The improvement is because oil revenues have been sown for the first time in the interests of the population as a whole. Since 1999, 60.3% of all oil revenues have been invested in health, education, and social programs – whereas in the previous 40 years of capitalist policies only 37% were destined to the masses.
In addition, billions of bolivares (the national currency), are now collected from all types of tax revenues by the Venezuelan Inland Revenue Service (SENIAT). While these bolivares finance many projects and 69.7% of the Social Missions – funding for the cornerstone of the social revolution is generated from local tax collection, according to Ricardo Sanguino, president of the Financial Commission of the National Assembly.
Changing the Economic Model
The economic model in Venezuela does need changing, but not in a retrograde sense back towards free market capitalism. This is despite induced inflation, contraband and shortages that must gradually be defeated by combined governmental and institutional actions, backed by organized people.
First, the private sector has to be brought to heel – especially distributors and wholesalers – and must be made to serve the interests of the country by applying the laws and the Constitution.
After the experience of the oil industry sabotage of December 2002–February 2003, when the private sector tried to starve the population and the revolution into submission, it was clear that the distribution system should be changed even then so as to safeguard food supplies from being diverted, smuggled, or hoarded.
Now, since mid 2013, the private distribution sector has made life difficult for all Venezuelans when trying to find basic goods. These companies must be obliged to act responsibly and not favor destabilization for political reasons. If they continue on their current path, confiscation of businesses and all assets, plus jail time for the perpetrators, is the only answer.
This is the first change in the economic model that must be implemented as soon as possible.

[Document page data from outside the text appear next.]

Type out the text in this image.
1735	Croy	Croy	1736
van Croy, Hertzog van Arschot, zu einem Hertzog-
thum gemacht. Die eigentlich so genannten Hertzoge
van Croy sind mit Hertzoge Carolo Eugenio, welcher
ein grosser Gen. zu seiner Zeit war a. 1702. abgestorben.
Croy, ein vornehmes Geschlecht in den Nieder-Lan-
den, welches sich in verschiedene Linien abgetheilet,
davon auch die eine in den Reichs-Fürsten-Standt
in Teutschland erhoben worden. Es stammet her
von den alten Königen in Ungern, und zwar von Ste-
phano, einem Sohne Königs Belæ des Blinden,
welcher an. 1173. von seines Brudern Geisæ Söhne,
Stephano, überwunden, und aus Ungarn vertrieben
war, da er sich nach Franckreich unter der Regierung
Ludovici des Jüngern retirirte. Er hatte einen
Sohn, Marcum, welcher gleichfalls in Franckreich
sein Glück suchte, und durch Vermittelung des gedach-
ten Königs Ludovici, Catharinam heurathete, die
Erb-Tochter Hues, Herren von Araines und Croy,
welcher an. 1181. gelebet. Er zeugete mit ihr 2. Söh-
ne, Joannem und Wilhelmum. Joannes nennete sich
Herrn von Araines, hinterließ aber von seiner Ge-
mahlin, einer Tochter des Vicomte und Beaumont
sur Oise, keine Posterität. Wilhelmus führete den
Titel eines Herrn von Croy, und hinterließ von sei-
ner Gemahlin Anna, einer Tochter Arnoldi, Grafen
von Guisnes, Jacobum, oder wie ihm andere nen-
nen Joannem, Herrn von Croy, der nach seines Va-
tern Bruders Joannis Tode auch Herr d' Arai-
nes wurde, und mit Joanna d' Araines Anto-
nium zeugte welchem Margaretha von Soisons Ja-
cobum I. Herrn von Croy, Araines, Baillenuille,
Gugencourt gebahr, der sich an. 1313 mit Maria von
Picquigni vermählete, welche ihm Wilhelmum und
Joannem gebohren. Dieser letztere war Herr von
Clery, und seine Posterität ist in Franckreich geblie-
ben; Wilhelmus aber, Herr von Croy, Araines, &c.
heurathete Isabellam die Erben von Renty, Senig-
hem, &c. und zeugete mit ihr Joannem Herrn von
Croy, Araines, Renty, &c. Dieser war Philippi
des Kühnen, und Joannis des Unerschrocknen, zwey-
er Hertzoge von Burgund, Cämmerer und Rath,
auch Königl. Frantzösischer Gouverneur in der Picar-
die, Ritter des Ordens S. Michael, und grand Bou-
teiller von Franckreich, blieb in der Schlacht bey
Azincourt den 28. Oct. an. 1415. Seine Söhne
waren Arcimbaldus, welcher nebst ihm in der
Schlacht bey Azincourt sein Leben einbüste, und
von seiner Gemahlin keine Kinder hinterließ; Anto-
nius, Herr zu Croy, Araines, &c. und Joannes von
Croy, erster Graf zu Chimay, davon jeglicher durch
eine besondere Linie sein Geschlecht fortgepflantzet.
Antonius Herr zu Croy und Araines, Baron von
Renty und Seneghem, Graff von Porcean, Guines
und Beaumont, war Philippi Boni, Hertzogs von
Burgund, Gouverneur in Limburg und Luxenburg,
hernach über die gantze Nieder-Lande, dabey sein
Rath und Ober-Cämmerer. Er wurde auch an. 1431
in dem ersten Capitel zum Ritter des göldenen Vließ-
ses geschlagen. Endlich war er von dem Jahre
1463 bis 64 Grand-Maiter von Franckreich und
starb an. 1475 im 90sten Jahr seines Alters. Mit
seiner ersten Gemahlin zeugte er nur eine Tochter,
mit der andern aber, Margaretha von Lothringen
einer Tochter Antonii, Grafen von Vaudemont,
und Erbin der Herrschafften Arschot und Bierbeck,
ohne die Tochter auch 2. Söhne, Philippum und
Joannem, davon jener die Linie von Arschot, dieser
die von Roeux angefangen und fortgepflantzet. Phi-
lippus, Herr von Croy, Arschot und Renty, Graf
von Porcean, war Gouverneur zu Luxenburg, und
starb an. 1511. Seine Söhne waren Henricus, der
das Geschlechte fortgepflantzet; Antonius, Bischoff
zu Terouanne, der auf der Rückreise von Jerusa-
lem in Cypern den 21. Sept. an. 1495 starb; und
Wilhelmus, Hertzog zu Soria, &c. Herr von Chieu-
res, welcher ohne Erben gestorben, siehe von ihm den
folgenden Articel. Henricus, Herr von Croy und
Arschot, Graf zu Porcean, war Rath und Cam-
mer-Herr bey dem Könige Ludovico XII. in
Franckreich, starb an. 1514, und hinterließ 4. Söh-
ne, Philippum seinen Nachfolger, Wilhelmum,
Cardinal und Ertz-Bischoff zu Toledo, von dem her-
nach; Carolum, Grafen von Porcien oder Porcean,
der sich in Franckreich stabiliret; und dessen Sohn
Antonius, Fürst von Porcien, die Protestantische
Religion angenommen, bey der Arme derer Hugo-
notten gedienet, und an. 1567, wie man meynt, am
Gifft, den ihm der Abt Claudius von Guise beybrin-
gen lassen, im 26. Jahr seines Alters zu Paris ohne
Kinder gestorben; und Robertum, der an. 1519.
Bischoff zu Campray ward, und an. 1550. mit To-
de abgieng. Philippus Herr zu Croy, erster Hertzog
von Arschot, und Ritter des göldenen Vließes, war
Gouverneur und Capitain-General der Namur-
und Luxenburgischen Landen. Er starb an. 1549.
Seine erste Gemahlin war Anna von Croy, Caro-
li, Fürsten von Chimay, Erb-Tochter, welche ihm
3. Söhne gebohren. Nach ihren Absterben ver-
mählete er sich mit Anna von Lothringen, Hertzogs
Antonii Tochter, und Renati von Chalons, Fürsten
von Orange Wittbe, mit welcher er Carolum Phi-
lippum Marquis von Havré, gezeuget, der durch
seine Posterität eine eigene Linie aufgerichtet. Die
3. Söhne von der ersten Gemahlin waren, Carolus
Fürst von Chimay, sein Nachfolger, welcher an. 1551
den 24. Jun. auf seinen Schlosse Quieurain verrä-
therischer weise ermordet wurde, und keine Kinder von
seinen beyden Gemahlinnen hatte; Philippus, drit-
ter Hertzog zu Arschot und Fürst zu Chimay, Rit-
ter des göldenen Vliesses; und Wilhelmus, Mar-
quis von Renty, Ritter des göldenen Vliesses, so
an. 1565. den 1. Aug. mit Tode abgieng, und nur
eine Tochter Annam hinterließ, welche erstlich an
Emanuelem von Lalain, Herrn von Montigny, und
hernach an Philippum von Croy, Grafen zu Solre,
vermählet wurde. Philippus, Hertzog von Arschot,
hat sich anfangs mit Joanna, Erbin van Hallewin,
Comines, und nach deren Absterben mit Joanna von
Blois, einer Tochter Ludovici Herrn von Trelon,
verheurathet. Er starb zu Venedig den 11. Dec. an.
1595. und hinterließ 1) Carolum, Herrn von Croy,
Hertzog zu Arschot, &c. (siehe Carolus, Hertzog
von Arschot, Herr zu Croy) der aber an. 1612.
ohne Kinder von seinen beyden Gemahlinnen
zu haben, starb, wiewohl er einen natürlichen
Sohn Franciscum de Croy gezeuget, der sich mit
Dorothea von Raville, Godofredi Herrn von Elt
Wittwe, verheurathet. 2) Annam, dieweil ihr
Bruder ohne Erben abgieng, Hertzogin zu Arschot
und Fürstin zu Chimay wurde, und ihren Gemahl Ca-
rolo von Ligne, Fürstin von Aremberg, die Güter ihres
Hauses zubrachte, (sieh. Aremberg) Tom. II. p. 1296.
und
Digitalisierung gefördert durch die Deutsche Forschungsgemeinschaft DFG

The second change must be the installation of a more endogenous productive model so as to substitute many imports of food and medicines. Food imports had been very high for years – around 65%, but declined to around 35% (not including wheat which does not grow in these climes) during the revolution.

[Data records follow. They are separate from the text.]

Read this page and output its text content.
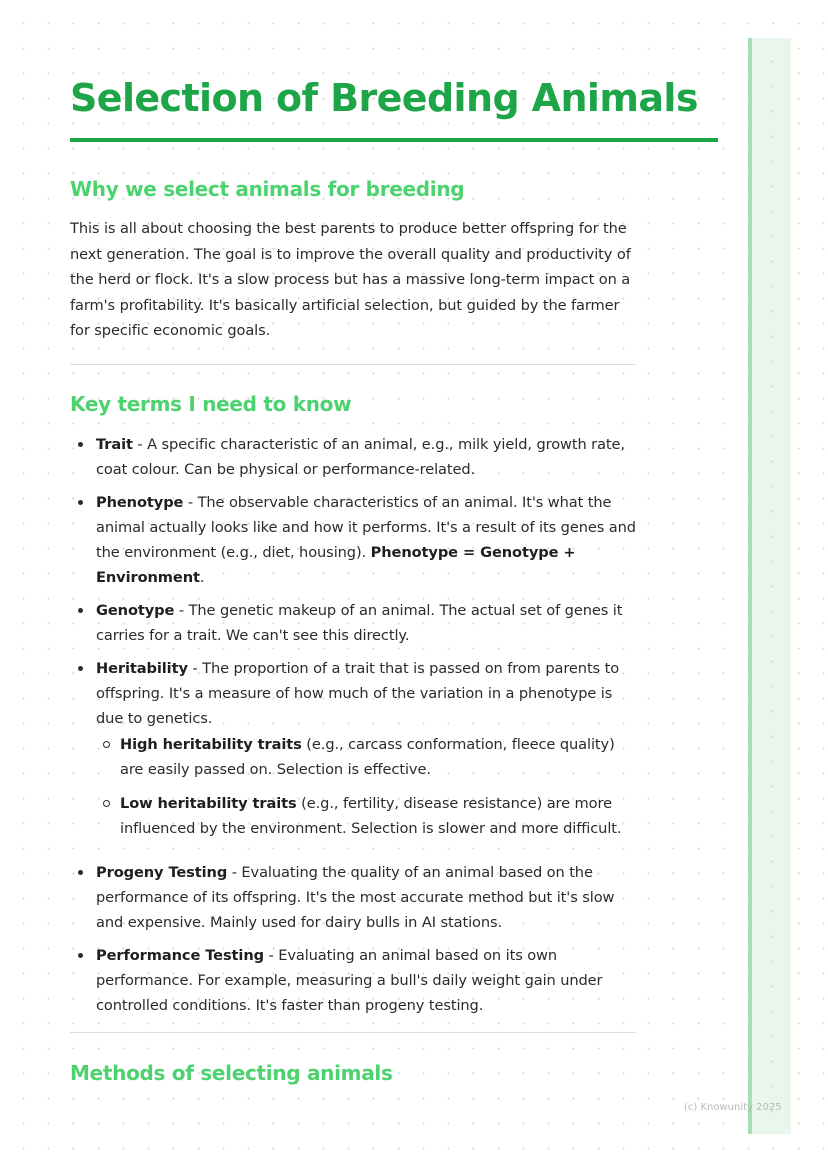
Selection of Breeding Animals
Why we select animals for breeding

This is all about choosing the best parents to produce better offspring for the next generation. The goal is to improve the overall quality and productivity of the herd or flock. It's a slow process but has a massive long-term impact on a farm's profitability. It's basically artificial selection, but guided by the farmer for specific economic goals.

Key terms I need to know
Trait - A specific characteristic of an animal, e.g., milk yield, growth rate, coat colour. Can be physical or performance-related.
Phenotype - The observable characteristics of an animal. It's what the animal actually looks like and how it performs. It's a result of its genes and the environment (e.g., diet, housing). Phenotype = Genotype + Environment.
Genotype - The genetic makeup of an animal. The actual set of genes it carries for a trait. We can't see this directly.
Heritability - The proportion of a trait that is passed on from parents to offspring. It's a measure of how much of the variation in a phenotype is due to genetics.
High heritability traits (e.g., carcass conformation, fleece quality) are easily passed on. Selection is effective.
Low heritability traits (e.g., fertility, disease resistance) are more influenced by the environment. Selection is slower and more difficult.
Progeny Testing - Evaluating the quality of an animal based on the performance of its offspring. It's the most accurate method but it's slow and expensive. Mainly used for dairy bulls in AI stations.
Performance Testing - Evaluating an animal based on its own performance. For example, measuring a bull's daily weight gain under controlled conditions. It's faster than progeny testing.
Methods of selecting animals
(c) Knowunity 2025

Despite economic problems caused by the economic war fostered by US covert action in Venezuela to create the illusion in the media that everything is a disaster, the facts prove that the economic model introduced by Chávez has worked, benefitting great swathes of the population. Even the capitalist private sector has benefitted thanks to higher wages and government investment in the population and the economy as a whole.
This progressive model must continue despite cries that it is unsustainable due to the fall of the oil price. Financing has been secured until at least the end of 2016 to ensure that the economy remains relatively stable and as Venezuela is a sovereign, independent state, the government can generate money in local currency – exactly what the US Federal Reserve does and as the European Central Bank is proposing to do with the €1.1 trillion it has grasped out of thin air to boost the European economy. Hence, Venezuela is using the same banking mechanisms as the developed countries so as to advance the wellbeing of its still growing young and dynamic population.